Executive orders are presidential directives to the executive branch — they carry the force of law within the executive's constitutional authority but can be challenged in court, overridden by Congress, or reversed by future presidents. Trump used them on day one to signal speed and comprehensiveness, to generate media saturation, and to begin implementing a policy agenda that had been developed over years by Project 2025 and allied conservative organizations. Some orders had immediate legal effect. Others directed agencies to take future action. Several were immediately challenged in court.
The Headline Orders.
Paris Agreement withdrawal: Trump signed a proclamation withdrawing the United States from the Paris Climate Agreement — for the second time. The withdrawal takes effect after a 12-month notice period under the agreement's rules. Biden had rejoined in 2021 on his first day. This was Trump's first act on climate.
Birthright citizenship: Trump signed an executive order purporting to end birthright citizenship — the constitutional right of anyone born on US soil to citizenship, guaranteed by the 14th Amendment. The order directed federal agencies to stop issuing citizenship documents to children born in the US to parents who are undocumented or on temporary visas. Federal courts blocked the order within days, with multiple judges finding it clearly unconstitutional. The 14th Amendment's citizenship clause has been settled constitutional law for over 150 years.
January 6 clemency: Trump signed a presidential proclamation granting clemency to over 1,500 people charged or convicted in connection with the January 6, 2021 Capitol attack. This included people convicted of seditious conspiracy. See the separate post on this site for full details.
National emergencies: Trump declared a national emergency at the southern border and a separate national energy emergency — designations that unlock additional executive powers and funding mechanisms. The border emergency directed the military to assist with immigration enforcement and border security. The energy emergency was used to justify expanding fossil fuel production on federal lands.
The Less-Covered Orders.
Schedule F reinstated: Trump reinstated Schedule F, a classification category created in his first term and revoked by Biden on his first day. Schedule F allows the executive branch to reclassify federal civil service employees in "policy-related" positions as at-will employees — strippable of the civil service protections that prevent politically motivated firing. The order potentially subjects tens of thousands of career federal employees to dismissal without cause. Legal challenges were filed immediately.
DEI programs eliminated: Trump signed orders directing federal agencies to eliminate diversity, equity, and inclusion programs and offices, and to terminate federal contracts with organizations that maintain DEI programs. The orders affected not just federal agencies but federal contractors — a vast swath of the private sector that does business with the government.
Withdrawal from WHO: Trump directed the United States to begin the process of withdrawing from the World Health Organization — the same move he made in his first term and that Biden reversed. The withdrawal process takes one year under WHO rules.
Gender policy: Trump signed an order directing federal agencies to recognize only two sexes — male and female — and to remove gender-neutral language from official documents, federal facilities, and government communications. The order directed agencies to update passports and other identification documents to remove "X" gender markers.
All executive orders, proclamations, and memoranda signed on January 20, 2025 are published in the Federal Register and available at whitehouse.gov. Court orders blocking the birthright citizenship order were issued within 72 hours by multiple federal judges; the legal basis — 14th Amendment, Section 1 — is settled constitutional law confirmed in United States v. Wong Kim Ark (1898). Schedule F's legal challenges are documented in federal court filings.

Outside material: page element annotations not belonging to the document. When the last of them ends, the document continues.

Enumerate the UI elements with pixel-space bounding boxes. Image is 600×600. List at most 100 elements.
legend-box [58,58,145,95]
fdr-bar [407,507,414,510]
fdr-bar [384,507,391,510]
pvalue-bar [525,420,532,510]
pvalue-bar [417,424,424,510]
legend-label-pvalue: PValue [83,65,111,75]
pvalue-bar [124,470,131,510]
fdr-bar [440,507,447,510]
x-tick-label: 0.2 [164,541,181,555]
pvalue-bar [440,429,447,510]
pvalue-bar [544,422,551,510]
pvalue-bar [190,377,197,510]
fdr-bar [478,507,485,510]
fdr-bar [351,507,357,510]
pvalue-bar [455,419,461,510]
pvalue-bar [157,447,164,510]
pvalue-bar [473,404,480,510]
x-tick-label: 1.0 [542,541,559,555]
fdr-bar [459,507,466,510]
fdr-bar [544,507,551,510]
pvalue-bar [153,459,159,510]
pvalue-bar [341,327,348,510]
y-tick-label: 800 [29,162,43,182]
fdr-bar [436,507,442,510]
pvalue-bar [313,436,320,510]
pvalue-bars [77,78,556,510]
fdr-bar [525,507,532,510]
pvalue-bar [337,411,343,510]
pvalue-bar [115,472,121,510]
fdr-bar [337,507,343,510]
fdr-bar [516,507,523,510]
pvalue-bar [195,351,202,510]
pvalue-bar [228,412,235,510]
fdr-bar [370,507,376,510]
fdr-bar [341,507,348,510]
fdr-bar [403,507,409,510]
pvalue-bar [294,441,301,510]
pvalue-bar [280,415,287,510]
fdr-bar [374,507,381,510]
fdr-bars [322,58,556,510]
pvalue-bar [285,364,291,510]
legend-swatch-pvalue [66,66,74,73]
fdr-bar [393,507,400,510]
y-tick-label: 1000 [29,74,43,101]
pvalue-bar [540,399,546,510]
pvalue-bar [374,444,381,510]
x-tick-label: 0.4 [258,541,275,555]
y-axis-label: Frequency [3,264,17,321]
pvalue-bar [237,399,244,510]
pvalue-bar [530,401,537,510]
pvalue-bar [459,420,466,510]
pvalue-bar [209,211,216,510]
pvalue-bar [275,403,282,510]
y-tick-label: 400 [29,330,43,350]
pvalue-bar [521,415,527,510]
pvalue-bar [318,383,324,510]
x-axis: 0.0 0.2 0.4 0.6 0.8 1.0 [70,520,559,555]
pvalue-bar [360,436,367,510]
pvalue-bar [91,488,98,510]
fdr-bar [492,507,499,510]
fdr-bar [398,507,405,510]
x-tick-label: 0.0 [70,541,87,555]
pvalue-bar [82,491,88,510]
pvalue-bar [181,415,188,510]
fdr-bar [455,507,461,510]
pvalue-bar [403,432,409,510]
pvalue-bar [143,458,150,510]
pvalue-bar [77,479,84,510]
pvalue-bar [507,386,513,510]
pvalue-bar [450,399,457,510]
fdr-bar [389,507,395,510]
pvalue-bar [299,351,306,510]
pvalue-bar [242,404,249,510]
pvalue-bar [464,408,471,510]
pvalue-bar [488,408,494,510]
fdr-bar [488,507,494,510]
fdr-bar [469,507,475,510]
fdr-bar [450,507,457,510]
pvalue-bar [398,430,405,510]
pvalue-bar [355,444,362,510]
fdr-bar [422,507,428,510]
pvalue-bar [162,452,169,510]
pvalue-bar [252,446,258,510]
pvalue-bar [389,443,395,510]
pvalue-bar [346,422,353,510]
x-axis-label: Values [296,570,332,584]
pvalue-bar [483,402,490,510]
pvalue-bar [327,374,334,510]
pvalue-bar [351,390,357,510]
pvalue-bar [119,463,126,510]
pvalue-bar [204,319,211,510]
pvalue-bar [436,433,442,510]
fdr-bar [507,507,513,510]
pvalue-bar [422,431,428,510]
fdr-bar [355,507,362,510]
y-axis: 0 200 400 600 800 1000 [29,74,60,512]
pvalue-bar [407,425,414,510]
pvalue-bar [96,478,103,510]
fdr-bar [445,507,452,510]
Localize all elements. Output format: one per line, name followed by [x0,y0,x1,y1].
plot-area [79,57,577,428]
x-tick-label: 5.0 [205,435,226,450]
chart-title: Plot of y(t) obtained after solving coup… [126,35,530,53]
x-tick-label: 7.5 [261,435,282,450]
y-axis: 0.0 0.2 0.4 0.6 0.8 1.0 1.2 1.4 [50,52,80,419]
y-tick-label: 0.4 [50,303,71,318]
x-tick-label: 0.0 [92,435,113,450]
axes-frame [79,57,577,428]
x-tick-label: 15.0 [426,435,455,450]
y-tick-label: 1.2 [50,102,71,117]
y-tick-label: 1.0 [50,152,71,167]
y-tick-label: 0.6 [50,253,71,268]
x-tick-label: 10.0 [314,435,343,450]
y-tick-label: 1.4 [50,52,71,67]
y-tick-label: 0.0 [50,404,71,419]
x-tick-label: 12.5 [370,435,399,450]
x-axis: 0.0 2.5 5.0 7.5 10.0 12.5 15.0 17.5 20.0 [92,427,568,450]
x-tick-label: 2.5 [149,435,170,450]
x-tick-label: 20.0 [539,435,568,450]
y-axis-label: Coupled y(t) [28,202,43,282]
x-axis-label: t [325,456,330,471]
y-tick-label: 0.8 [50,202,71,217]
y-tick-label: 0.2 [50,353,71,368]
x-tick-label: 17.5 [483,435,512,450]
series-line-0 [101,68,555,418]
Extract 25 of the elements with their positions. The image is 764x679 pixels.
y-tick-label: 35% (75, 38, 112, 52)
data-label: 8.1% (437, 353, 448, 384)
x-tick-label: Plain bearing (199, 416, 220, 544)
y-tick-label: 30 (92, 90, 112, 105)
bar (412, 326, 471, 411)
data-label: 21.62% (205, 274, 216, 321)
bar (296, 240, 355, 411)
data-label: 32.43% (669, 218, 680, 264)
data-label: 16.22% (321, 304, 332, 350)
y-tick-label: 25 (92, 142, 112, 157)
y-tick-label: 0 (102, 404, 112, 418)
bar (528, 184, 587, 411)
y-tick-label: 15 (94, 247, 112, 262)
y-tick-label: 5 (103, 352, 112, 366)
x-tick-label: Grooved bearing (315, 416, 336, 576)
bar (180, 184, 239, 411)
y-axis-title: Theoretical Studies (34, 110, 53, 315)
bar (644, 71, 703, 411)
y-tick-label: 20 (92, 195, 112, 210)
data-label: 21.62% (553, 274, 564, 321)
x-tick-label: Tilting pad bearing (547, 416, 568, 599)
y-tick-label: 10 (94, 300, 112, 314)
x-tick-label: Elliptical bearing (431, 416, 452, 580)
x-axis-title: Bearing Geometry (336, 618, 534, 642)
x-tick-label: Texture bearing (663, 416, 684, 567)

The Speed and the Strategy.
The volume of day-one orders was not accidental. Project 2025 — the Heritage Foundation-led policy document developed over years by Trump allies, which Trump publicly distanced himself from during the campaign but whose authors populated his transition and cabinet — explicitly recommended using executive orders to implement policy rapidly before opposition could organize. The strategy: move faster than courts, Congress, and media can respond, establish facts on the ground, and force challengers to fight on multiple fronts simultaneously. Whether that strategy succeeds legally is being determined in courts across the country.
- Federal Register — all executive orders and proclamations; whitehouse.gov; January 20, 2025.
- Multiple federal court orders blocking birthright citizenship EO — January 22–23, 2025; reported by Reuters, AP, New York Times.
- 14th Amendment, Section 1 — US Constitution; United States v. Wong Kim Ark, 169 U.S. 649 (1898) — settled birthright citizenship law.
- Schedule F reinstatement — Federal Register; civil service legal challenges documented in court filings.
- Project 2025 — Mandate for Leadership; Heritage Foundation; publicly available at project2025.org.